Par requête déposée le 8 août 2013, inscrite sous le numéro 33193 du rôle, Monsieur … … a fait introduire un recours tendant à l’annulation de cette autorisation de démolition et de construction du 10 mai 2013 et, par requête déposée le même jour, inscrite sous le numéro 33194 du rôle, il sollicite le sursis à exécution de cette autorisation.

Le demandeur fait soutenir que les conditions légales, telles que prévues par l’article 11 de la loi modifiée du 21 juin 1999 portant règlement de procédure devant les juridictions administratives, ci-après dénommée la « loi du 21 juin 1999 », seraient remplies en cause et il demande à voir suspendre les effets de l’autorisation querellée en attendant la solution de son recours au fond.

Au titre d’un préjudice grave et définitif, il soutient qu’une fois que le permis du bourgmestre aura été exécuté, il ne serait plus, en vertu de la jurisprudence des juridictions judiciaires en la matière, possible pour lui d’obtenir la démolition des immeubles autorisés.

A l’appui de son recours au fond, le demandeur soutient en premier lieu avoir un intérêt à agir en sa qualité de propriétaire de l’immeuble sis au numéro … de la rue … à …, lequel serait situé à proximité immédiate de l’immeuble ayant fait l’objet de l’autorisation querellée, étant donné qu’il aurait une vue directe sur la construction projetée.

Il expose en outre que la construction litigieuse des époux …-… aurait des conséquences sur le tracé du chemin d’accès menant à sa maison, en ce qu’il ne sera plus en ligne droite, mais présentera un virage de 65 degrés, ce qui rendrait impossible, respectivement très difficile le passage de véhicules d’une certaine envergure, tels que notamment les camions d’approvisionnement en gaz ou fuel, ou les camions des sapeurs-

pompiers.

Concernant les moyens de fond libellés à l’encontre du permis de construire délivré par le bourgmestre, il est soutenu que le permis litigieux serait illégal pour :

- violation de l’article 5 du règlement grand-ducal du 8 juin 1979 relatif à la procédure à suivre par les administrations relevant de l'Etat et des communes, ci-après dénommé le « règlement grand-ducal du 8 juin 1979 ». Il insiste sur le fait que par courrier recommandé du 14 février 2013 adressé au bourgmestre, il aurait fait valoir son opposition au projet des époux …-…, mais que cette opposition n’aurait pas connu la moindre suite ;

- violation de l’article 14 de la partie écrite du Plan d’aménagement général de …, ci-

après désigné par « le PAG » exigeant un recul sur la limite antérieure de la parcelle d’au moins 6 mètres, un recul sur la limite postérieure de 8 mètres, et un recul latéral de 4 mètres, lesquels ne seraient pas respectés ;

- violation de l’article 30 PAG imposant un recul de 5 mètres entre la construction principale et la dépendance construite sur la partie arrière d’une parcelle, lequel ne serait pas respecté ;

- non-applicabilité de l’article 38 de la partie écrite du PAG permettant au bourgmestre de déroger en cas de rigueur, mais sous réserve des intérêts privés, aux dispositions concernant les reculs sur les limites.
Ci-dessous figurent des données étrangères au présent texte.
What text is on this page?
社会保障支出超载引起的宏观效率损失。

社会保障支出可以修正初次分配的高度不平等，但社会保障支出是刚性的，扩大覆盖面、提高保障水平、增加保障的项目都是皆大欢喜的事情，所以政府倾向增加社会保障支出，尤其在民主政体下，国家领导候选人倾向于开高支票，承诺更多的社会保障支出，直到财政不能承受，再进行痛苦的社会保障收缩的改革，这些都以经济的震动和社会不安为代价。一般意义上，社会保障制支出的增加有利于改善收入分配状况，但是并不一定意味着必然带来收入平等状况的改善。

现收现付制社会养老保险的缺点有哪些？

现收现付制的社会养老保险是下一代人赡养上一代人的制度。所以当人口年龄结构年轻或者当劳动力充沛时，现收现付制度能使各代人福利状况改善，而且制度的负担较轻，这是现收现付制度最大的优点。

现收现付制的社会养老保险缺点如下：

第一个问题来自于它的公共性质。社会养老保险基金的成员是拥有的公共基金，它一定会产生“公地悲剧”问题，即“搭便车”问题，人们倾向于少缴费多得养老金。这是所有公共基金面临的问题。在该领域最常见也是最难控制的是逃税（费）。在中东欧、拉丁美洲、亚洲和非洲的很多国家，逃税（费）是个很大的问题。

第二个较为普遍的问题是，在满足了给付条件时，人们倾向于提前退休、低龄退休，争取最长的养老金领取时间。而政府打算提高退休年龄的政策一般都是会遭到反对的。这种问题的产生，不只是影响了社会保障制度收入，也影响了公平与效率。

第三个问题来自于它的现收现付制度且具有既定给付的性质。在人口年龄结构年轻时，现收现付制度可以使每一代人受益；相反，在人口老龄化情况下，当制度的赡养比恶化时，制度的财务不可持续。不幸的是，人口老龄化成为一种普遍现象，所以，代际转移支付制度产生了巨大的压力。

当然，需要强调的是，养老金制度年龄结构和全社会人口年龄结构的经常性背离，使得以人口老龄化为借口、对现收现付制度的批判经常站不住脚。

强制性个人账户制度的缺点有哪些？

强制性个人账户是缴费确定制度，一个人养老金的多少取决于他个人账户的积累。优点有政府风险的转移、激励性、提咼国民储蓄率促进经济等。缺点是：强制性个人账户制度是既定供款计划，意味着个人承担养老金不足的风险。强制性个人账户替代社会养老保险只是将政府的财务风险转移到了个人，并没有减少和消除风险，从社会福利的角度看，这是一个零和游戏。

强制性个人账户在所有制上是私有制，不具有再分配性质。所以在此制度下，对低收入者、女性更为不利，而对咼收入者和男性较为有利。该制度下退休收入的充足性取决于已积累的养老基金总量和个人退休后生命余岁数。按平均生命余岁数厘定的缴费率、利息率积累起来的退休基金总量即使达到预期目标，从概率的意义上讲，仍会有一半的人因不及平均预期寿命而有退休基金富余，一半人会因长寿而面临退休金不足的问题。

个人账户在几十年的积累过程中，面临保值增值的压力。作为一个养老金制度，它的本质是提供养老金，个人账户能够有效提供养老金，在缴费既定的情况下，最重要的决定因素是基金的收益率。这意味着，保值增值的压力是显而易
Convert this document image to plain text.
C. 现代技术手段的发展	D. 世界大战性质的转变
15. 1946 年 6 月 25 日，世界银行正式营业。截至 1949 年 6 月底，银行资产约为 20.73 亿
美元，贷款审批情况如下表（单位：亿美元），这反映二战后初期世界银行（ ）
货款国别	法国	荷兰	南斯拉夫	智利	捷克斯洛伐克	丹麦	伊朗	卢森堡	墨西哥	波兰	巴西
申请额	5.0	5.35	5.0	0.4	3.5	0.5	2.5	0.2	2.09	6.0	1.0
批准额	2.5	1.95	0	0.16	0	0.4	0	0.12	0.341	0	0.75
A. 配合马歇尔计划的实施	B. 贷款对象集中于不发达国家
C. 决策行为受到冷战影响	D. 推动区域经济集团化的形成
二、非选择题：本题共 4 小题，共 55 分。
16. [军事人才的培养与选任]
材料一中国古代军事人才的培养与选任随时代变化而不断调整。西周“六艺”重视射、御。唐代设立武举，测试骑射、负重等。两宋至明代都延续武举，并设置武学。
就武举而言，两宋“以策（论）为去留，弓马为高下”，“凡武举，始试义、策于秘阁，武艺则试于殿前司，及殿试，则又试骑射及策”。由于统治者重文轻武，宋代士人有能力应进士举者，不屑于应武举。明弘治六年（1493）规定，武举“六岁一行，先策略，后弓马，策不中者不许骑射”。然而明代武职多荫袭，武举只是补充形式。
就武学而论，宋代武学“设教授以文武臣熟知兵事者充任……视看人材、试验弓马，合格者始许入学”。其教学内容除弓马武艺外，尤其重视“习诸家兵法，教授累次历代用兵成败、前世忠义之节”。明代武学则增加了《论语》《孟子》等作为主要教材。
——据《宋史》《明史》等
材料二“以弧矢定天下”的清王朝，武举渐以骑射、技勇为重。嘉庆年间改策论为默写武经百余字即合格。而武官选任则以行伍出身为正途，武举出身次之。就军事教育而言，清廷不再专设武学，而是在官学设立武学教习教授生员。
Le demandeur soutient que cette possibilité dérogatoire ne saurait justifier le permis litigieux, au motif que les conditions d’application ne seraient pas vérifiées ;

- violation de l’article 67 de la loi communale modifiée du 13 décembre 1988 en ce que le bourgmestre n’aurait pas pris en considération l’existence de la servitude de passage existant au profit du demandeur lors de la délivrance de l’autorisation de construire litigieuse qui en modifierait le tracé et aggraverait en conséquence la situation du demandeur.

L’administration communale de …, ainsi que les époux …-… font soutenir qu’aucune des conditions pour justifier une mesure provisoire ne serait remplie en cause, en ce sens que le demandeur ne justifierait pas de l’existence d’un préjudice grave dans son chef et que son recours au fond n’aurait que peu de chances de succès, dès lors qu’il serait irrecevable pour défaut d’intérêt à agir, respectivement que les moyens formulés à son appui manqueraient de fondement.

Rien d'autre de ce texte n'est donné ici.